Eight members said that, because of conflicting studies, they could not decide whether electrical fields were potential cancer causers. One said they probably are not.

Linda Schoumacher of the Edison Electric Institute, which represents the electrical industry, said it would be premature to comment on the report but that her organization will study it.

The new finding is at odds with a 1996 report by a National Research Council panel of scientists who evaluated about 500 studies on the health effects of high voltage power lines and found "no conclusive and consistent evidence" that electric and magnetic fields cause any human disease.

Studies of the incidence of disease analyzed by the new NIH group found a slight increase in childhood leukemia risk for youngsters whose homes are near power lines and an increase in chronic leukemia in adults working in industries where they are exposed to intensive electric fields.

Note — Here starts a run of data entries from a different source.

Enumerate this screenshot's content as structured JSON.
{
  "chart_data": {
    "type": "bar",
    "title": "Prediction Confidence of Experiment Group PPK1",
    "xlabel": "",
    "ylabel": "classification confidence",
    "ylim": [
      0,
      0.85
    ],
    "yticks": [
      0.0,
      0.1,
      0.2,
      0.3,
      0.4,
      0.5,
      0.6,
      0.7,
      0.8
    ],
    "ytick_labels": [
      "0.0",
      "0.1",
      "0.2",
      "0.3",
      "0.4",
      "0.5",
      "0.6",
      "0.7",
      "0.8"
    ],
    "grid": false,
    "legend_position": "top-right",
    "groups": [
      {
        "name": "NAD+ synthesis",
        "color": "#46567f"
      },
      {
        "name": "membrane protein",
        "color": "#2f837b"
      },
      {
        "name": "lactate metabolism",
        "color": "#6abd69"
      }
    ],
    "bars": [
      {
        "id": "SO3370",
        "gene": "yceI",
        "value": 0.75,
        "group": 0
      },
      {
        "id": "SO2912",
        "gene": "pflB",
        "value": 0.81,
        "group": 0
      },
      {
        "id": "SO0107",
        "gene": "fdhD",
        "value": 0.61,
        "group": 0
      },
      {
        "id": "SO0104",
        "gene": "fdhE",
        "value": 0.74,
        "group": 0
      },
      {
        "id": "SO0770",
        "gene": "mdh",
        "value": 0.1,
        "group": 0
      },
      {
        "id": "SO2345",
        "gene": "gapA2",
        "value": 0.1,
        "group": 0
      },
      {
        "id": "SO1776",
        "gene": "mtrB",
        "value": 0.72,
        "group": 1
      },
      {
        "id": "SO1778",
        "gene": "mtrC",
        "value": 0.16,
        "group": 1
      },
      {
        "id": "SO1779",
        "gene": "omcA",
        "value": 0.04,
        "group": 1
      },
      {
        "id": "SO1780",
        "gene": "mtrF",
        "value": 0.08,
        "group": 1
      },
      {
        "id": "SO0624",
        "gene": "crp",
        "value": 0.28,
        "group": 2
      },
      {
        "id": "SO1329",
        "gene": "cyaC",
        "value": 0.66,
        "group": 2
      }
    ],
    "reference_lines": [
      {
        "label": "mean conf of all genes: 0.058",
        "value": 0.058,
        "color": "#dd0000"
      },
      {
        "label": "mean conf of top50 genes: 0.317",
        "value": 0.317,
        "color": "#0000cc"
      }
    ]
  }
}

The group said there wasn't enough evidence to link household exposure to power lines to cancer in adults or to associate electromagnetic fields to such diseases as Alzheimer's disease, depression and birth defects.

They found no evidence of abortion from video display terminals and no evidence of illness other than leukemia in children.

The panel said it looked at hundreds of studies of animals and cells exposed to electric fields that showed little or no effect, raising some concern about the "weak association" found in the epidemiological studies, which look at the incidence of illness.

The earlier National Research Council report noted that some studies had found a "weak, but statistically significant" link between high voltage electrical transmission lines and the incidence of a rare childhood leukemia. But that committee found the research to be flawed.

A 1979 study in Denver that found a group of children who died of leukemia were more likely to live near electrical lines than other youngsters fueled public worry about electrical fields.

The increasing concern prompted Congress in 1992 to fund a research program into electromagnetic fields.